Thursday, November 19, 2009

Man with a conscience













Everything has by now been dragged into the sunlight. The Harper government, beyond all reasonable doubt, has been complicit in the torture of Afghan civilians, and the Canadian Forces' leadership and assorted conniving bureaucrats have joined this government in their complicity, and assisted it in trying to cover it up.


I have little to add. But I would like to salute the man who blew the whistle on these banal evildoers--Richard Colvin:

Counter-insurgency is an argument to win the support of the locals. Every action, reaction or failure to act become part of the debate.
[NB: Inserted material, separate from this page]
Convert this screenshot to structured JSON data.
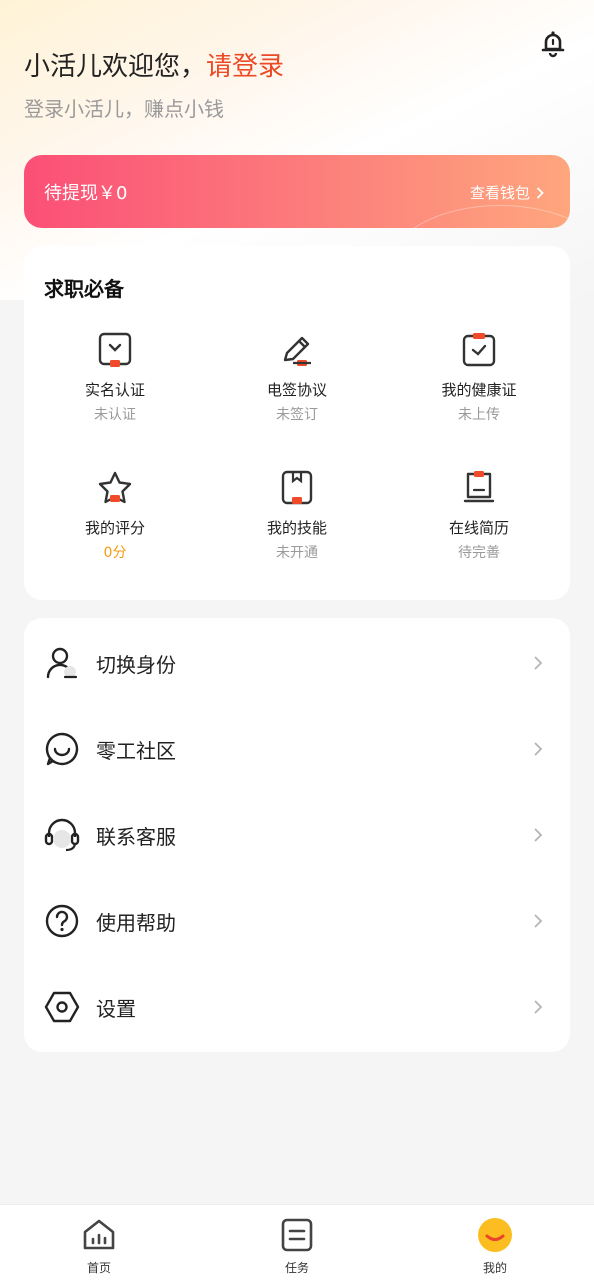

In Kandahar, Canada needs to convince local people that we are better than the Taliban, that our values were superior, that we would look after their interests and protect them. In my judgment, some of our actions in Kandahar, including complicity in torture, turned local people against us. Instead of winning hearts and minds, we caused Kandaharis to fear the foreigners. Canada’s detainee practices alienated us from the population and strengthened the insurgency.
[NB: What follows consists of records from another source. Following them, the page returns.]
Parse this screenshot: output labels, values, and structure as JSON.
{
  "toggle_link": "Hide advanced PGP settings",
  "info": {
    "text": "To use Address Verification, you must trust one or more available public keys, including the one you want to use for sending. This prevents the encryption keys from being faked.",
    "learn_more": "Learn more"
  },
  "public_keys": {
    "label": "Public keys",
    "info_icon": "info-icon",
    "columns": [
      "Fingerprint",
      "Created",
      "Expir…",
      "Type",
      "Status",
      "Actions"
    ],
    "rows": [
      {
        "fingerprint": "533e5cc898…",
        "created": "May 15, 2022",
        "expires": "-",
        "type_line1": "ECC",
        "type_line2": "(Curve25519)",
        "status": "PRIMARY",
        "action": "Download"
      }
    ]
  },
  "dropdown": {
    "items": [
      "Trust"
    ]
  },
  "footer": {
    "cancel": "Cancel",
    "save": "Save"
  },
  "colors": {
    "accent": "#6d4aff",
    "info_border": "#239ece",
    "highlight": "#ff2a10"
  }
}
Putting aside his career aspirations, refusing to keep silent, refusing to be silenced, Colvin held nothing back yesterday on Parliament Hill. A righteous man, surrounded on all sides by excuse-makers, cover-up artists and venal politicians, finally permitted to speak after the government had attempted to gag him--and heckled for his trouble by brainless Conservative magpies.

Colvin stands for all of the values that we as Canadians allegedly share, but too often put aside out of convenience, fear or apathy. Those who would attack this man's credibility merely shred the last remnants of their own.
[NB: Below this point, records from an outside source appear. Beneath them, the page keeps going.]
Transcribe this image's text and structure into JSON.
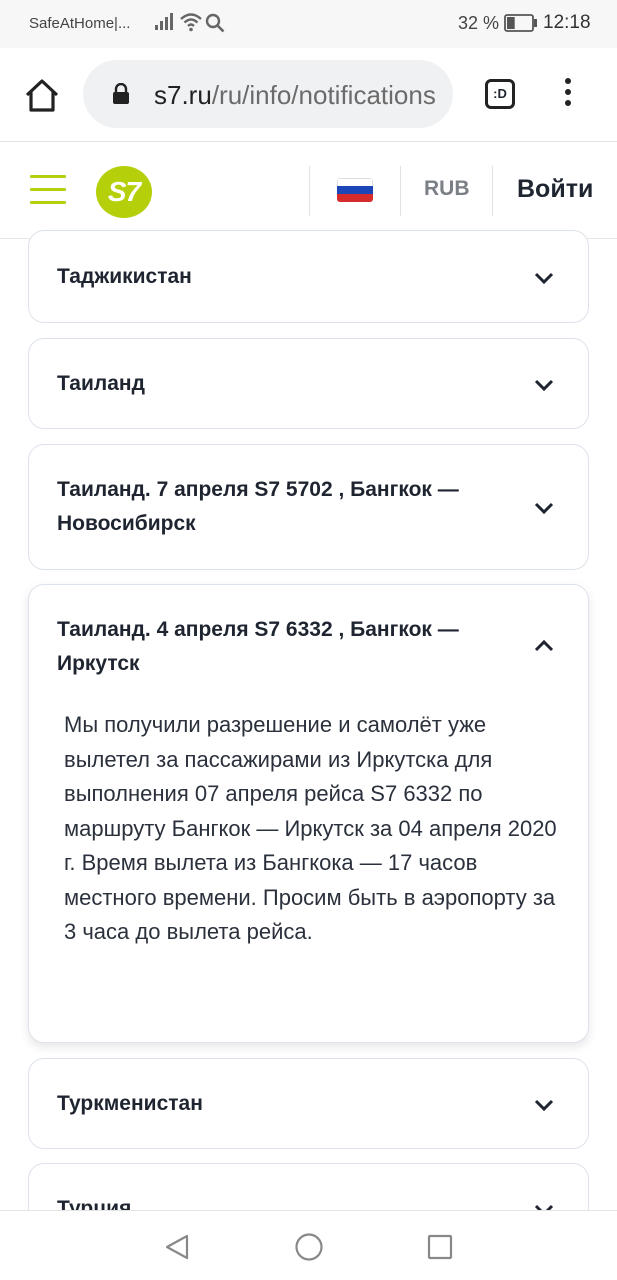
{
  "status_bar": {
    "app_name": "SafeAtHome|...",
    "battery_percent": "32 %",
    "time": "12:18",
    "battery_level": 0.32
  },
  "browser": {
    "url_domain": "s7.ru",
    "url_path": "/ru/info/notifications",
    "tabs_label": ":D"
  },
  "site_header": {
    "logo_text": "S7",
    "currency": "RUB",
    "login": "Войти",
    "brand_color": "#b5d00a"
  },
  "accordion": {
    "items": [
      {
        "title": "Таджикистан",
        "open": false
      },
      {
        "title": "Таиланд",
        "open": false
      },
      {
        "title": "Таиланд. 7 апреля S7 5702 , Бангкок — Новосибирск",
        "open": false
      },
      {
        "title": "Таиланд. 4 апреля S7 6332 , Бангкок — Иркутск",
        "open": true,
        "body": "Мы получили разрешение и самолёт уже вылетел за пассажирами из Иркутска для выполнения 07 апреля рейса S7 6332 по маршруту Бангкок — Иркутск за 04 апреля 2020 г. Время вылета из Бангкока — 17 часов местного времени. Просим быть в аэропорту за 3 часа до вылета рейса."
      },
      {
        "title": "Туркменистан",
        "open": false
      },
      {
        "title": "Турция",
        "open": false
      }
    ]
  }
}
Richard Colvin is a man who can sleep soundly at night, and who can look at himself in the mirror when morning comes.

Kudos.

UPDATE: The Conservatives further debase themselves:

MacKay painted Colvin as having been duped by the Taliban and said Canadians are being asked to accept the word of prisoners "who throw acid in the face of schoolgirls."
--
Conservative MPs dismissed Colvin's testimony as being based on second- and third-hand information and suggested his allegations were part of a disinformation campaign. [emphases added]

More at Impolitical. Excellent collection of background links from Aaron Wherry, via POGGE.

And still no word from former human rights advocate Michael Ignatieff. Nor, come to think of it, from the Torchers.

UPDATE: (November 20) Damian Brooks, of The Torch, has put up a post on the issue. His interview with the CBC, in a quasi-debate format, may be found here.